Jika dalam rangka membenahi kehidupan berbangsa dan bernegara diilustrasikan melalui konsep demokrasi, kemudian di dorong dengan semangat juang meciptakan kultur politik yang waras, tentunya golongan-golongan seperti kaum terpelajar (Mahasiswa) tidak boleh tinggal diam dalam menyongsong akan hal itu, ada semacam peribahasa “gayung bersambut” dan tentunya kelompok terpelajar seperti Mahasiswa ini harus menyambut wacana ini dengan suka cita, dengan syarat Mahasiswa tidak juga terlena bahkan masuk pada jebakan politik itu sendiri. Kita ketahui bersama bahwa, wilayah kaum terpelajar adalah wilayah pemikiran, wilayah kaum inteletual adalah wilayah gagasan, dan kedua agenda besar harus selalu ditelurkan oleh kalangan intelektual seperti mahasiswa dalam rangka mengisi demokratisasi dan mewarnai realitas politik kebangsaan yang berlangsung dewasa ini. Jika politik adalah buah dari pemikiran, maka kaum terpelajar atau Mahasiswa harus bisa memposisikan diri sebagai antitesis jika suasana yang dilahirkan politik tersebut tidak rasional, dan disaat yang bersamaan Mahasiswa harus bisa menyajikan konsep politik yang rasional sesuai dengan kafasitas dan kafabilitas seorang kaum terpelajar. Kaum terpelajar harus bisa menyejajarkan bahkan melampaui pengamat-pengamat politik hari ini, bagaimana kemudian kaum terpelajar dapat menerjemahkan realitas percaturan politik dewasa ini, bagaimana kemudian kaum terpelajar bisa mentransformasi pengetahuan tentang wacana politik yang berkembang, agar bagaimana kemudian kelas yang disinggung dimuka tadi, kelas yang buta terhadap kehidupan politik, kelas yang masa bodo terhadap politik kembali bergairah menghadapi gegap gempita suasan politik kebangsaan saat ini.
Tidak ada juga keterangan yang membenarkan bahwa mahasiswa atau kaum terpelajar dilarang atau terlarang masuk pada ruang-ruang politik praktis, namun rasanya terlalu dini untuk terjelembab terlalu jauh dalam kehidupan politik praktis, disinggung di atas tadi, bahwa tugas kaum terpelajar dalam suasana politik adalah menerjemah dan mencerdaskan kelompok atau kelas-kelas lain yang tidak terjamah atau tersentuh oleh rasionalitas dan kecerdasan politik. Bagaimanpun Mahasiswa adalah pilter bagi mereka yang buta dan gagap menyoal politik, terhadap doktrinasi politik yang menyesatkan, karena bagaimanapun mereka tidak dapat membendung arus dan hegemoni politik yang dikemas dengan janji dan kesenangan.
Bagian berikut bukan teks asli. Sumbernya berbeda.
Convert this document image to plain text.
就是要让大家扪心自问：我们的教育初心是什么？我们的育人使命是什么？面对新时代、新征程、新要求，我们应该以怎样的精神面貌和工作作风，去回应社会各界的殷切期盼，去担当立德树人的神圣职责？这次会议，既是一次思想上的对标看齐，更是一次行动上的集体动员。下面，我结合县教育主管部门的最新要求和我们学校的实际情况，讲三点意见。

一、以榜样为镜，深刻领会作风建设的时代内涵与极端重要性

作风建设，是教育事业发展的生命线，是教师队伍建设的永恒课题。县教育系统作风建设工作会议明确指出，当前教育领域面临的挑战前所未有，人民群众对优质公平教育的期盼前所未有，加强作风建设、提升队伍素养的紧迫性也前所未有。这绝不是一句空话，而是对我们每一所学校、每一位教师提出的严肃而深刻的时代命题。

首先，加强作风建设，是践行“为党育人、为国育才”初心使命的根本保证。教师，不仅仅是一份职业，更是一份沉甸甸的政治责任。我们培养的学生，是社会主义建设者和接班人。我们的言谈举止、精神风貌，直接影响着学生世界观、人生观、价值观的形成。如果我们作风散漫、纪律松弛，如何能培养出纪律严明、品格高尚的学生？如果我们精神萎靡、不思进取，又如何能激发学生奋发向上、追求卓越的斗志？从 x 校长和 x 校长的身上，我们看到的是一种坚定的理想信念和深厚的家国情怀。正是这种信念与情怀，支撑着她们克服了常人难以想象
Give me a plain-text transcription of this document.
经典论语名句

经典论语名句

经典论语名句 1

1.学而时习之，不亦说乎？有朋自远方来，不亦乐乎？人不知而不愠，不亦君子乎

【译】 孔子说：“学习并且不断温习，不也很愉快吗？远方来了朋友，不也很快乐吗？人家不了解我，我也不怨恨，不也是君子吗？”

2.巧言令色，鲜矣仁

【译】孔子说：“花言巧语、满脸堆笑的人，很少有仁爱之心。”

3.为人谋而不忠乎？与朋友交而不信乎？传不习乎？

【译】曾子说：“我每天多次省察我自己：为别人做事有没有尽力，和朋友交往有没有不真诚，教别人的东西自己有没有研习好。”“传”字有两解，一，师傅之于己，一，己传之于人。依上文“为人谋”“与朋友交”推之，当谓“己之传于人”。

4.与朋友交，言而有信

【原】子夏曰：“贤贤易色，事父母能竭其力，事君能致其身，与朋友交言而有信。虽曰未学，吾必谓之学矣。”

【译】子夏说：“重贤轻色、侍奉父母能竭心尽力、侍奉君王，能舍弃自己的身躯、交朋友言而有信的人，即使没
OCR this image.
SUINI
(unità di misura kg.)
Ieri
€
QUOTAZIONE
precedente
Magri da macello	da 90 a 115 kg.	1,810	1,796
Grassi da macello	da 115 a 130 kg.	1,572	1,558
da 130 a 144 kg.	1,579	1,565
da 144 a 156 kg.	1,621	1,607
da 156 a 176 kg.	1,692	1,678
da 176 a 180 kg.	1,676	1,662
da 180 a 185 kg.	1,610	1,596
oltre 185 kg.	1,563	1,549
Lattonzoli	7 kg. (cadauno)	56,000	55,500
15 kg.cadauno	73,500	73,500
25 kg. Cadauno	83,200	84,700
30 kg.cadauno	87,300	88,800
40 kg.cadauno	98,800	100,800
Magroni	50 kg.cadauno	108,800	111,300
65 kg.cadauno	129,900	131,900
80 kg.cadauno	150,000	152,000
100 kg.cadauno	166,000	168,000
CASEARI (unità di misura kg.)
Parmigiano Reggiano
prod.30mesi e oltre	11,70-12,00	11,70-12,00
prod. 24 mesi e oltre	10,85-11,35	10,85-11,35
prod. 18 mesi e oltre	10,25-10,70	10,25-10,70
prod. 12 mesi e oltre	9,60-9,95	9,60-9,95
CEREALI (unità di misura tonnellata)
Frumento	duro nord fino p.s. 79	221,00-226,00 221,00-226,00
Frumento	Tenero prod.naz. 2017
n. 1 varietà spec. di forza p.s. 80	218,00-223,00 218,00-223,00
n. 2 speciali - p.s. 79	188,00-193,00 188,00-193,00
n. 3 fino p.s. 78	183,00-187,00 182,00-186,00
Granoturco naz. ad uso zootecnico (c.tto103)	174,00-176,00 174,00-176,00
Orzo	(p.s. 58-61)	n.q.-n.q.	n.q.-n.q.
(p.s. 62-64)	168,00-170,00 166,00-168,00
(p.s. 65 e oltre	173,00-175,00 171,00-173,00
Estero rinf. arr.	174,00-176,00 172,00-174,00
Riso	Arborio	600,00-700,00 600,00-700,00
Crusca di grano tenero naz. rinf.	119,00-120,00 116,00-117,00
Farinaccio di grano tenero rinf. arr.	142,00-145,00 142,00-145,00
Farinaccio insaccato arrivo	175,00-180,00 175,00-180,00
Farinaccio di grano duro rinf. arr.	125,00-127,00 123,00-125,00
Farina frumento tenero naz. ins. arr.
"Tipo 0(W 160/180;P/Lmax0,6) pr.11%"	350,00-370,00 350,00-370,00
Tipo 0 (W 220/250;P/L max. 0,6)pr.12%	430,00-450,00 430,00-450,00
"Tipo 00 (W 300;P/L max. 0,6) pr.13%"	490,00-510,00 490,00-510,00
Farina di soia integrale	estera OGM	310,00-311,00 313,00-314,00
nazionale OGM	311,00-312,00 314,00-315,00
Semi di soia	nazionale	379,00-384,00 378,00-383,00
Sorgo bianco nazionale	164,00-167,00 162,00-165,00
Berangkat dari keikutsertaanya dengan arus dan suasana politik yang berkebang dewasa ini tentunya kaum terpelajar seperti mahasiswa harus memiliki cara pandang tersendiri terhadap realitas dan konfigurasi politik, karena bagaimapun sesuai tugas dan fungsi yang dibebankan kepadanya adalah untuk menerjemahkan dan memberikan pemahaman menyoal politik. Kendati I’tikad baik kelompok terpelajar ingin menerjemahkan suasana politik kepada khalayak ramai tentunya kelompok ini harus juga melakukan agenda yang tersusun secara sistematis demi mengisi pengetahuannya tentang literatur politik yang berkembang, dengan membedah segala bentuk insinuasi politik dewasa ini. Kelompok terpelajar atau Mahasiswa harus mengajak duduk sama rata dan berdiri sama tinggi dengan penikmat politik agar segala bentuk problematika yang dihasilkan dari percaturan politik terurai dan berangsur terbenahi secara signifikan.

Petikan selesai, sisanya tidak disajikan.